João Sicsú, economista da UFRJ (Universidade Federal do Rio de Janeiro), prefere contar a história dos "vôos de galinha" da economia brasileira usando como eixo as crises cambiais. Desse ponto de vista, diz ele, o Brasil continua tão vulnerável quanto antes, talvez apenas um pouco menos. "Dependemos muito dos movimentos de capitais", diz o economista.

Arquitetura de blindagem
Para ele, apenas uma "arquitetura de blindagem" poderia tornar a economia menos volátil do que tem sido nos últimos anos.
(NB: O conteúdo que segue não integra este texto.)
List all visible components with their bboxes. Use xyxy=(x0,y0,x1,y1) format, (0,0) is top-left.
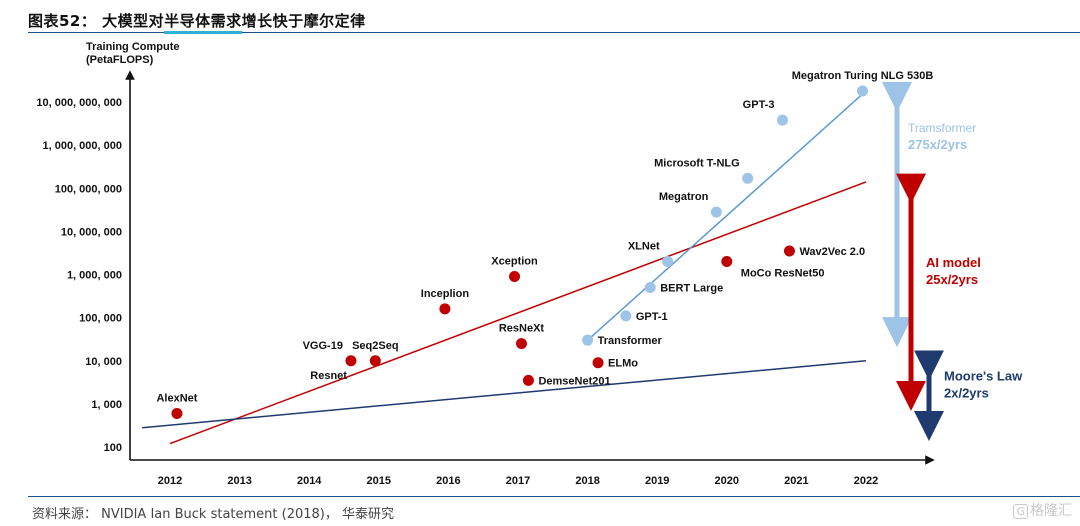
data-point xyxy=(582,334,594,346)
moores-law-annotation-line2: 2x/2yrs xyxy=(944,385,989,400)
data-label: ResNeXt xyxy=(499,323,545,335)
data-point xyxy=(369,355,381,367)
data-label: Resnet xyxy=(310,370,347,382)
data-label: Transformer xyxy=(598,335,663,347)
transformer-annotation-line2: 275x/2yrs xyxy=(908,137,967,152)
data-point xyxy=(644,281,656,293)
source-note: 资料来源： NVIDIA Ian Buck statement (2018)， … xyxy=(32,507,395,522)
moores-law-trend-line xyxy=(142,360,867,429)
x-tick-label: 2019 xyxy=(645,475,669,487)
ai-model-trend-line xyxy=(169,181,867,445)
data-point xyxy=(710,206,722,218)
data-label: AlexNet xyxy=(156,392,197,404)
data-label: VGG-19 xyxy=(303,340,343,352)
x-tick-label: 2018 xyxy=(575,475,599,487)
data-label: Wav2Vec 2.0 xyxy=(799,246,865,258)
data-point xyxy=(783,245,795,257)
data-label: Xception xyxy=(491,255,538,267)
data-point xyxy=(620,310,632,322)
x-tick-label: 2017 xyxy=(506,475,530,487)
y-tick-label: 1, 000, 000, 000 xyxy=(42,140,122,152)
data-point xyxy=(742,172,754,184)
data-label: DemseNet201 xyxy=(538,375,610,387)
watermark: G 格隆汇 xyxy=(1013,500,1072,520)
y-tick-label: 10, 000, 000 xyxy=(61,226,122,238)
watermark-logo: G xyxy=(1013,504,1028,519)
data-label: BERT Large xyxy=(660,282,723,294)
header-divider xyxy=(28,32,1080,33)
data-label: Megatron xyxy=(659,191,709,203)
footer-divider xyxy=(28,496,1080,497)
data-point xyxy=(857,85,869,97)
x-tick-label: 2013 xyxy=(227,475,251,487)
x-tick-label: 2020 xyxy=(715,475,739,487)
figure-title: 图表52： 大模型对半导体需求增长快于摩尔定律 xyxy=(28,12,366,30)
data-point xyxy=(171,407,183,419)
data-point xyxy=(522,374,534,386)
y-axis-title-line1: Training Compute xyxy=(86,41,180,53)
transformer-annotation-line1: Tramsformer xyxy=(908,121,976,135)
x-tick-label: 2014 xyxy=(297,475,322,487)
y-tick-label: 10, 000 xyxy=(85,356,122,368)
x-tick-label: 2022 xyxy=(854,475,878,487)
x-tick-label: 2012 xyxy=(158,475,182,487)
x-tick-label: 2015 xyxy=(367,475,391,487)
y-tick-label: 100, 000, 000 xyxy=(55,183,122,195)
y-tick-label: 1, 000, 000 xyxy=(67,270,122,282)
data-label: MoCo ResNet50 xyxy=(741,268,825,280)
data-label: Seq2Seq xyxy=(352,340,398,352)
y-tick-label: 100 xyxy=(104,442,122,454)
header-accent-bar xyxy=(164,31,242,34)
data-label: GPT-1 xyxy=(636,311,668,323)
data-label: Microsoft T-NLG xyxy=(654,157,740,169)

Arquitetura da qual fariam parte uma política de acumulação de reservas internacionais, intervenções cambiais para garantir taxa de câmbio favorável às exportações, melhora da composição da pauta de exportações e controle de capitais de curto prazo.
Já João Victor Issler, da EPGE-FGV, tende a concordar com Giambiagi na sua avaliação. Para o economista, tentar controlar variáveis como câmbio e preços -por meio de congelamento- seria cometer os mesmos erros que, de uma forma ou de outra, levaram o Brasil a crises nos últimos 20 anos. "Se aprendemos algo no Brasil, foi sobre a eficiência do câmbio flexível. Choques são absorvidos ou por preços ou por quantidades. Quando os preços não podem oscilar, a variação na quantidade [e, nesse caso, a perda de produto] é maior", diz.